Wednesday, February 8, 2012

Why banks are scared Wells Fargo will change.

If you don't know what a correspondent lender is, its one that buys loans from other banks.  Here's a good article I found about BOA leaving that area and Wells Fargo doing 30% of all correspondent lending.  Read and get better educated about what goes on behind the scenes in mortgage lending.


Smaller Players Easing Squeeze in Third-Party

The greatest fear for small- to medium-sized nonbanks is that Wells Fargo—the “big kahuna” of mortgage finance—will exit the correspondent lending space. And what a fear it is: in the most recent quarter in which there are final numbers, Wells bought a stunning $41 billion of loans from others, giving it a market share of 30% in the channel.

Of course, there is nothing out there to suggest that Wells has any intention of leaving the correspondent channel or scaling back its presence in mortgage banking—though its wholesale production has been slipping for several quarters.
Recently, Bank of America (the second-largest buyer of closed mortgages) exited correspondent lending, which on the surface appears to be a major blow. But believe or not, there appear to be plenty of midsized lenders out there, looking to enter both the correspondent and wholesale channels, which is good news for the industry.

But the problem with these new entrants is that they don't have any “scale,” at least not right now.
Case in point is Banc of Manhattan Capital in Woodland Hills, Calif. In November the bank-owned company entered the correspondent channel, doing little business its first month, but in December its volume jumped to $50 million.

“We want to achieve scale,” said BMC EVP Dan Baruch, an alumnus of both Bank of America, and Countrywide Financial Corp.

Baruch's chief duty at the company is overseeing warehouse lending, a business he helped launch at CFC last decade. Baruch admits that his firm's warehouse volume is small but hopes that it will change for the better over time.

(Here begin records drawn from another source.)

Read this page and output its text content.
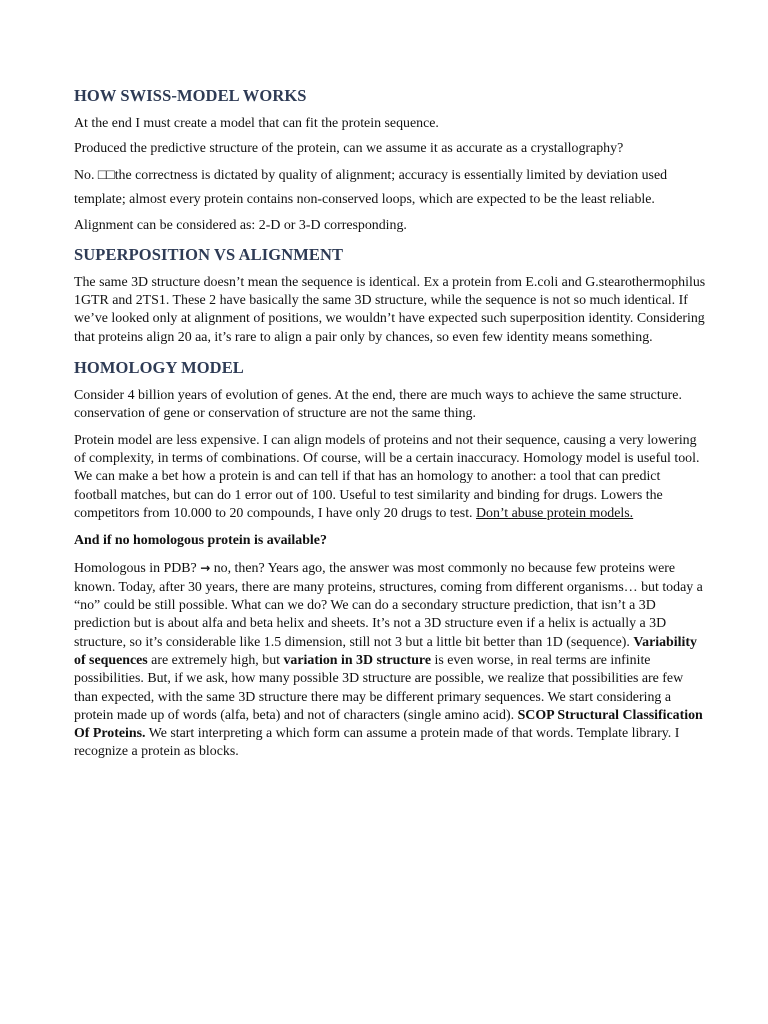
HOW SWISS-MODEL WORKS

At the end I must create a model that can fit the protein sequence.

Produced the predictive structure of the protein, can we assume it as accurate as a crystallography?

No. □□the correctness is dictated by quality of alignment; accuracy is essentially limited by deviation used template; almost every protein contains non-conserved loops, which are expected to be the least reliable.

Alignment can be considered as: 2-D or 3-D corresponding.

SUPERPOSITION VS ALIGNMENT

The same 3D structure doesn’t mean the sequence is identical. Ex a protein from E.coli and G.stearothermophilus 1GTR and 2TS1. These 2 have basically the same 3D structure, while the sequence is not so much identical. If we’ve looked only at alignment of positions, we wouldn’t have expected such superposition identity. Considering that proteins align 20 aa, it’s rare to align a pair only by chances, so even few identity means something.

HOMOLOGY MODEL

Consider 4 billion years of evolution of genes. At the end, there are much ways to achieve the same structure. conservation of gene or conservation of structure are not the same thing.

Protein model are less expensive. I can align models of proteins and not their sequence, causing a very lowering of complexity, in terms of combinations. Of course, will be a certain inaccuracy. Homology model is useful tool. We can make a bet how a protein is and can tell if that has an homology to another: a tool that can predict football matches, but can do 1 error out of 100. Useful to test similarity and binding for drugs. Lowers the competitors from 10.000 to 20 compounds, I have only 20 drugs to test. Don’t abuse protein models.

And if no homologous protein is available?

Homologous in PDB? → no, then? Years ago, the answer was most commonly no because few proteins were known. Today, after 30 years, there are many proteins, structures, coming from different organisms… but today a “no” could be still possible. What can we do? We can do a secondary structure prediction, that isn’t a 3D prediction but is about alfa and beta helix and sheets. It’s not a 3D structure even if a helix is actually a 3D structure, so it’s considerable like 1.5 dimension, still not 3 but a little bit better than 1D (sequence). Variability of sequences are extremely high, but variation in 3D structure is even worse, in real terms are infinite possibilities. But, if we ask, how many possible 3D structure are possible, we realize that possibilities are few than expected, with the same 3D structure there may be different primary sequences. We start considering a protein made up of words (alfa, beta) and not of characters (single amino acid). SCOP Structural Classification Of Proteins. We start interpreting a which form can assume a protein made of that words. Template library. I recognize a protein as blocks.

(BMC is a national lender in both warehouse and correspondent.)
Meanwhile, refinancings remain strong, accounting for about 70% of production. In a hot refi environment third-party lending (brokers/correspondents) tends to do better and figures collected by National Mortgage News bear that out.

In 3Q retail lending accounted for 52% of production nationwide compared to 8% for wholesale, and 40% for correspondent. The retail market share has been slipping steadily since the first quarter of 2011 when the channel registered a multiyear high of 56%.

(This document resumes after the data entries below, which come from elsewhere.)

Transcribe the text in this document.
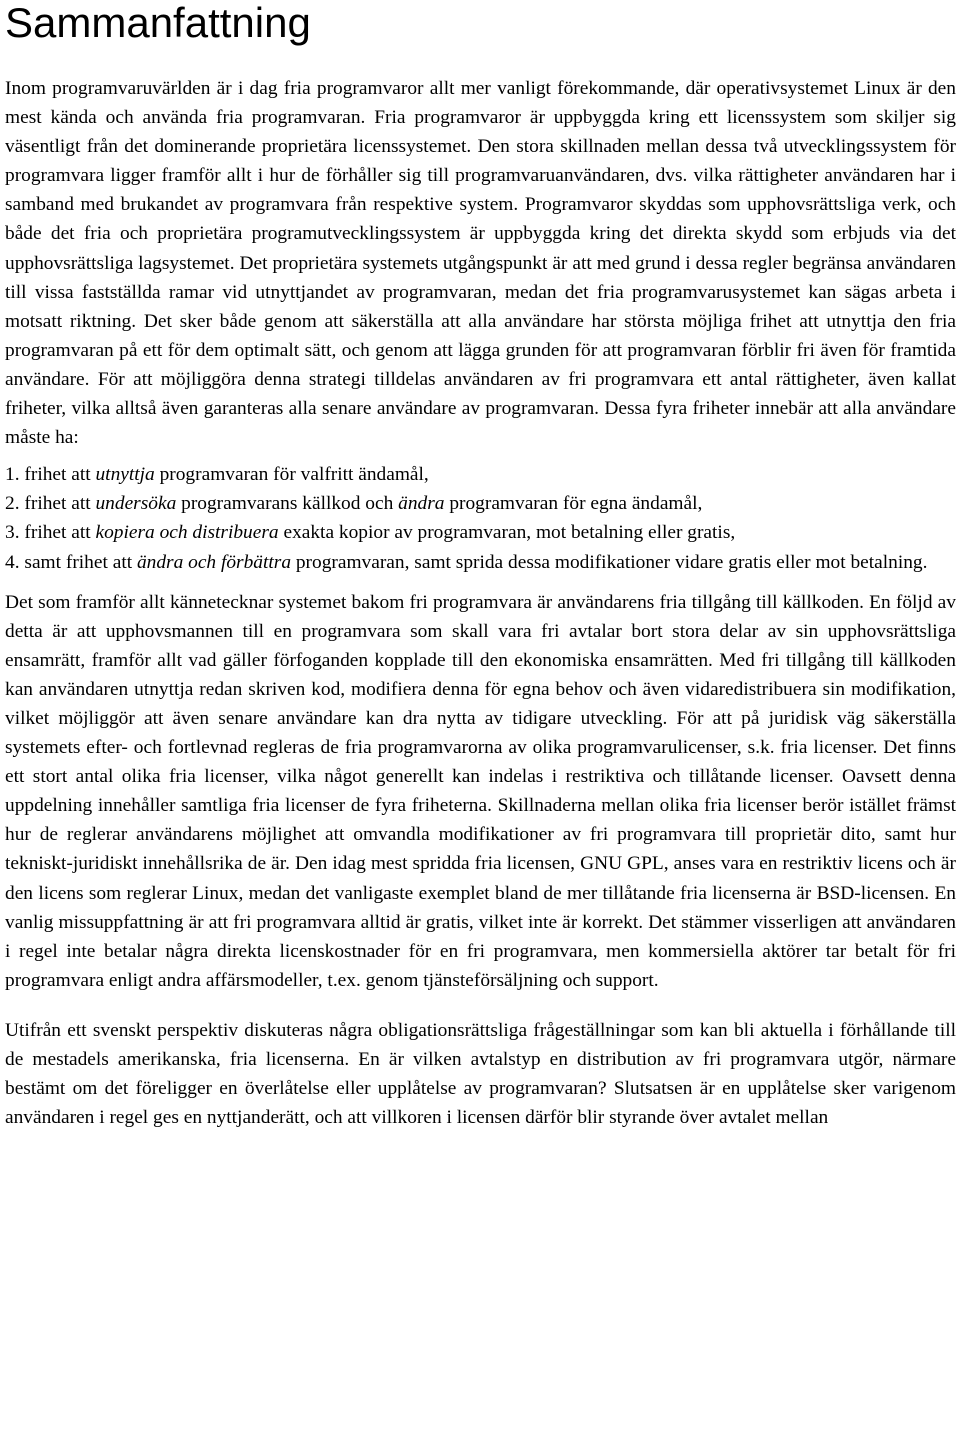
Sammanfattning

Inom programvaruvärlden är i dag fria programvaror allt mer vanligt förekommande, där operativsystemet Linux är den mest kända och använda fria programvaran. Fria programvaror är uppbyggda kring ett licenssystem som skiljer sig väsentligt från det dominerande proprietära licenssystemet. Den stora skillnaden mellan dessa två utvecklingssystem för programvara ligger framför allt i hur de förhåller sig till programvaruanvändaren, dvs. vilka rättigheter användaren har i samband med brukandet av programvara från respektive system. Programvaror skyddas som upphovsrättsliga verk, och både det fria och proprietära programutvecklingssystem är uppbyggda kring det direkta skydd som erbjuds via det upphovsrättsliga lagsystemet. Det proprietära systemets utgångspunkt är att med grund i dessa regler begränsa användaren till vissa fastställda ramar vid utnyttjandet av programvaran, medan det fria programvarusystemet kan sägas arbeta i motsatt riktning. Det sker både genom att säkerställa att alla användare har största möjliga frihet att utnyttja den fria programvaran på ett för dem optimalt sätt, och genom att lägga grunden för att programvaran förblir fri även för framtida användare. För att möjliggöra denna strategi tilldelas användaren av fri programvara ett antal rättigheter, även kallat friheter, vilka alltså även garanteras alla senare användare av programvaran. Dessa fyra friheter innebär att alla användare måste ha:

1. frihet att utnyttja programvaran för valfritt ändamål,

2. frihet att undersöka programvarans källkod och ändra programvaran för egna ändamål,

3. frihet att kopiera och distribuera exakta kopior av programvaran, mot betalning eller gratis,

4. samt frihet att ändra och förbättra programvaran, samt sprida dessa modifikationer vidare gratis eller mot betalning.

Det som framför allt kännetecknar systemet bakom fri programvara är användarens fria tillgång till källkoden. En följd av detta är att upphovsmannen till en programvara som skall vara fri avtalar bort stora delar av sin upphovsrättsliga ensamrätt, framför allt vad gäller förfoganden kopplade till den ekonomiska ensamrätten. Med fri tillgång till källkoden kan användaren utnyttja redan skriven kod, modifiera denna för egna behov och även vidaredistribuera sin modifikation, vilket möjliggör att även senare användare kan dra nytta av tidigare utveckling. För att på juridisk väg säkerställa systemets efter- och fortlevnad regleras de fria programvarorna av olika programvarulicenser, s.k. fria licenser. Det finns ett stort antal olika fria licenser, vilka något generellt kan indelas i restriktiva och tillåtande licenser. Oavsett denna uppdelning innehåller samtliga fria licenser de fyra friheterna. Skillnaderna mellan olika fria licenser berör istället främst hur de reglerar användarens möjlighet att omvandla modifikationer av fri programvara till proprietär dito, samt hur tekniskt-juridiskt innehållsrika de är. Den idag mest spridda fria licensen, GNU GPL, anses vara en restriktiv licens och är den licens som reglerar Linux, medan det vanligaste exemplet bland de mer tillåtande fria licenserna är BSD-licensen. En vanlig missuppfattning är att fri programvara alltid är gratis, vilket inte är korrekt. Det stämmer visserligen att användaren i regel inte betalar några direkta licenskostnader för en fri programvara, men kommersiella aktörer tar betalt för fri programvara enligt andra affärsmodeller, t.ex. genom tjänsteförsäljning och support.

Utifrån ett svenskt perspektiv diskuteras några obligationsrättsliga frågeställningar som kan bli aktuella i förhållande till de mestadels amerikanska, fria licenserna. En är vilken avtalstyp en distribution av fri programvara utgör, närmare bestämt om det föreligger en överlåtelse eller upplåtelse av programvaran? Slutsatsen är en upplåtelse sker varigenom användaren i regel ges en nyttjanderätt, och att villkoren i licensen därför blir styrande över avtalet mellan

It's long been said that wholesale and correspondent lending are cheaper than retail when it comes to counting costs—but during the housing/mortgage boom third-party lending produced lower-quality loans (or so it's been argued).

Unlike commercial bankers, mortgage bankers tend to be more entrepreneurial.
When a large player leaves a sector (such as correspondent or wholesale) almost immediately some company somewhere seizes on the sudden opportunity to pickup new business.

Last week's news that CitiMortgage was exiting the wholesale channel was received poorly in some sectors of the industry, until it was pointed out (by this newspaper) that table funding accounts for just 9% of Citi's overall residential production.

Will Citi be missed? Not according to some brokers I spoke with. “To tell you the truth their rates were nothing special,” said one New Jersey broker.

Who then might fill Citi's shoes? Maybe a firm like Cole Taylor Mortgage in Chicago. Two years ago Willie Newman, a former top executive at InterFirst Mortgage, joined the bank with the stated goal of growing its presence in residential finance.

A wholesale and retail lender, Cole Taylor funded $1.1 billion in 2011, more than doubling the bank's volume. In a few weeks it will receive its 33rd state lending license. That's not exactly in the same league as Citi, but it's a darn good start.